The questions are usually a piece of logic or maths or history related. 

We think they’re a ton of fun, but it can get frustrating since he doesn’t release the answer until the following day. 

We’ve compiled this week’s trivia questions.  For all you history buffs out there, this week’s set of questions should be fun.

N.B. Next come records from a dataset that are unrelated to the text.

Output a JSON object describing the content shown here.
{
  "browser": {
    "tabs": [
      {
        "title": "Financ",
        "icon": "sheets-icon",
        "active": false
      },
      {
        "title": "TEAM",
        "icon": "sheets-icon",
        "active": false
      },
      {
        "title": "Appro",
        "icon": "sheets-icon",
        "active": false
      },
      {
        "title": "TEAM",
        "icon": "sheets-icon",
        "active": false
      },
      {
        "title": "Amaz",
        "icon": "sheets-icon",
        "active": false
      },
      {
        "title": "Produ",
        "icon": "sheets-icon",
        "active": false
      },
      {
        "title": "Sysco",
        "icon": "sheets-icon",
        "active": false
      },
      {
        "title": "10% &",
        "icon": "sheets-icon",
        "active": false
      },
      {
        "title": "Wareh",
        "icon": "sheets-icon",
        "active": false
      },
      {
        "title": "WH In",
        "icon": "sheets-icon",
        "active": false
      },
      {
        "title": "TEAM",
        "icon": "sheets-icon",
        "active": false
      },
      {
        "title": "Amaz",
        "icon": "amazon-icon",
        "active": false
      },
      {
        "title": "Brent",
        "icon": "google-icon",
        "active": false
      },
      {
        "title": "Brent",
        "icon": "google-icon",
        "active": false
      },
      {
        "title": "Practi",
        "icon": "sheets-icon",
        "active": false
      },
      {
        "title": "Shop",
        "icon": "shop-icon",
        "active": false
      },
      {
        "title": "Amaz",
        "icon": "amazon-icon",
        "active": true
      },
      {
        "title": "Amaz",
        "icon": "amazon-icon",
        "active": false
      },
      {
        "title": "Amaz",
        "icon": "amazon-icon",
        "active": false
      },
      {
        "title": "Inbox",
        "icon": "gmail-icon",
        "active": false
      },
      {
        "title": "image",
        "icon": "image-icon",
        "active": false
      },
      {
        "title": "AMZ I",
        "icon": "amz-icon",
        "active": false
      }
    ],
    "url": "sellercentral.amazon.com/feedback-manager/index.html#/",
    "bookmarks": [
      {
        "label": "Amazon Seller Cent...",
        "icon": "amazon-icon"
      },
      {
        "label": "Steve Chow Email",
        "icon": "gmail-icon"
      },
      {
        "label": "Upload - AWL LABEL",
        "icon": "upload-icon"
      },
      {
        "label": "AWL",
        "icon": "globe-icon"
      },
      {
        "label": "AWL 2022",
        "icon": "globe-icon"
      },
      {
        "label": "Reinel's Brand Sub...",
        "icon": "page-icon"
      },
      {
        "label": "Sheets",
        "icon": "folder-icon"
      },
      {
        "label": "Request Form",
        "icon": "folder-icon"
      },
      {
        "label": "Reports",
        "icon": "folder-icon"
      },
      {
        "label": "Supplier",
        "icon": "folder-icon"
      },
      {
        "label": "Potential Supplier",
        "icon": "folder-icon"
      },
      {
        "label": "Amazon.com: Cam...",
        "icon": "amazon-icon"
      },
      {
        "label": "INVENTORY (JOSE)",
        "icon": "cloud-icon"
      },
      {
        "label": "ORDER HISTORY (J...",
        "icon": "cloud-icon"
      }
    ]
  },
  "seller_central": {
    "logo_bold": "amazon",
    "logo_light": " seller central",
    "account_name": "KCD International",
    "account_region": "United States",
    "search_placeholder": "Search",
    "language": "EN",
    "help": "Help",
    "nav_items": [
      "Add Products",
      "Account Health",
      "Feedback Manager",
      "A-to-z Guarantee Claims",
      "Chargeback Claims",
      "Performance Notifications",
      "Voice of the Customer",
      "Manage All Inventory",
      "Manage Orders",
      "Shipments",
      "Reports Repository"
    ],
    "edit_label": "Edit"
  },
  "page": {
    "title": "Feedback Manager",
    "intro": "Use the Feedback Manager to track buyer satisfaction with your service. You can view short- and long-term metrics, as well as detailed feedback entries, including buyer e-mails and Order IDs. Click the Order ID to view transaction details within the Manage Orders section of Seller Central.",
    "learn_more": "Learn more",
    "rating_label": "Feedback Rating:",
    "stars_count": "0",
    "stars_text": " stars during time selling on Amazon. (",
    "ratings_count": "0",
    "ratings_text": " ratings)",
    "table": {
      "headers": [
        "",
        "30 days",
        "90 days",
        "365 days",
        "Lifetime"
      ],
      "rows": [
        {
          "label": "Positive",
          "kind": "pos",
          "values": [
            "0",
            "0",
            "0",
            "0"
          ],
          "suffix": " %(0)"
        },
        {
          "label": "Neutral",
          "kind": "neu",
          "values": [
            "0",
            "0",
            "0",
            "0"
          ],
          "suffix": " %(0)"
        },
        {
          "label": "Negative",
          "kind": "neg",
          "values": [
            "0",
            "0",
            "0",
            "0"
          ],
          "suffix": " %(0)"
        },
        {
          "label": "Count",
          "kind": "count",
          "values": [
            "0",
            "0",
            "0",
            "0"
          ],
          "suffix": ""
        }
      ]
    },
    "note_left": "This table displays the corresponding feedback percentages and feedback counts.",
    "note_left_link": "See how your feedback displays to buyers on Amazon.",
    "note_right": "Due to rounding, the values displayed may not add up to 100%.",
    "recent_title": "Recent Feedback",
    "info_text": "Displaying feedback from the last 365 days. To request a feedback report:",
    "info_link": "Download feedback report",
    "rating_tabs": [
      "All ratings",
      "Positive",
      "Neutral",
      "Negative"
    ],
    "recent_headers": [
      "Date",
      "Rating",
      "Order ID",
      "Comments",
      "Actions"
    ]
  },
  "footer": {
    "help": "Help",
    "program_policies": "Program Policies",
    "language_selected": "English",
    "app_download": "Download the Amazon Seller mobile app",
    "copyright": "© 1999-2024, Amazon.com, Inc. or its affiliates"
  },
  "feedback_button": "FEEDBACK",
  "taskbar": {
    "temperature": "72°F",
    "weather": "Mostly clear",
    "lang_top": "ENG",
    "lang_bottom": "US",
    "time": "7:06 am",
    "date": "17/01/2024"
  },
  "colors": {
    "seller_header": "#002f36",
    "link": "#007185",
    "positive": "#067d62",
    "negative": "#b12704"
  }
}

We’ll begin with last Friday’s question. The answer is posted on each subsequent slide. (Google is for cheaters!)

Last Friday's Question

Of seven coins, which all look alike, five have the same weight while two are slightly heavier. Using a balance scale of two pans, without weights, how many operations are necessary to tell which are the two heavy coins?

Source: Cashin's Comments

Last Friday's Answer

Take 6 of the 7 coins and put 3 on each side of the scale. If they balance then there is one heavy coin in each set. Then take 2 coins from a set and if they balance the odd one if the heavy. If the 3 vs 3 does not balance then the heavy set contains the coin. Etc. Etc. So you should only need 3 weighings.

Source: Cashin's Comments

Monday's Question

Two signers of the Declaration were brothers. Who were these siblings?

Source: Cashin's Comments

Monday's Answer

Two signers who were brothers were: 'Francis Lightfoot Lee and Richard Henry Lee' both of Westmoreland Co. Va.

Source: Cashin's Comments

Tuesday's Question

Of all military battles fought on U.S. soil, more books have been written about this one than any other. Which battle is it?

Source: Cashin's Comments

Tuesday's Answer

The battle that inspired more books than any other was not Gettysburg nor the Alamo. It was Custer's Last Stand - the Little Bighorn.

Source: Cashin's Comments

Wednesday's Question

The Parsimonious Printer - A printer needed to buy special italic capital letters for a special order, which required that he print forms for individual months. Assuming that the letters were moveable and reusable and that he printed each month separately and in turn could reuse those letters for the next month, what is the smallest number of letters he would buy and what are they? (Hint: January needs two 'A's'.)

Source: Cashin's Comments

Wednesday's Answer

Answer to the parsimonious printer problem - he would need 27 letters. AABCDEEEFGHIJLMNOOPRRSTUUVY

Source: Cashin's Comments

Thursday's Question

This one was a key feature on the admissions test at Rodeo Clown School where I graduated first in my class (the other guy dropped out). At the Long Branch Saloon several regulars were telling a greenhorn how rich 'Big Cash' was. Tom said, 'Cash has over 100 Black Angus Bulls.' Sam said, 'Cash has less than 100 Black Angus Bulls'. Trying to prevent an argument, Charlie said, Let's just say that Cash has at least one Black Angus Bull'. If only one of these statements is correct....how many Black Angus Bulls does Cash really have? (We expect an exact answer based on the data.)

Source: Cashin's Comments

Thursday's Answer

To the Rodeo Clown School Puzzler - If only one statement can be correct, the Big Cash has no Black Angus Bulls. If he had at least one then one of the other statements would be correct. The number could be more than 100 or less than 100. But if he had no bulls then only the less than 100 statement is correct. Not everybody gets admitted to Rodeo Clown School.

Source: Cashin's Comments

Friday's Question

Tommy is bringing sandwiches to the game, but is stopped by 3 bullies. The first takes half the sandwiches in the bag plus half a sandwich. The second takes half of what's left plus half a sandwich. The third takes half of what Tom has left plus half a sandwich. Tom then discovers the bag is empty. How many sandwiches did he start with?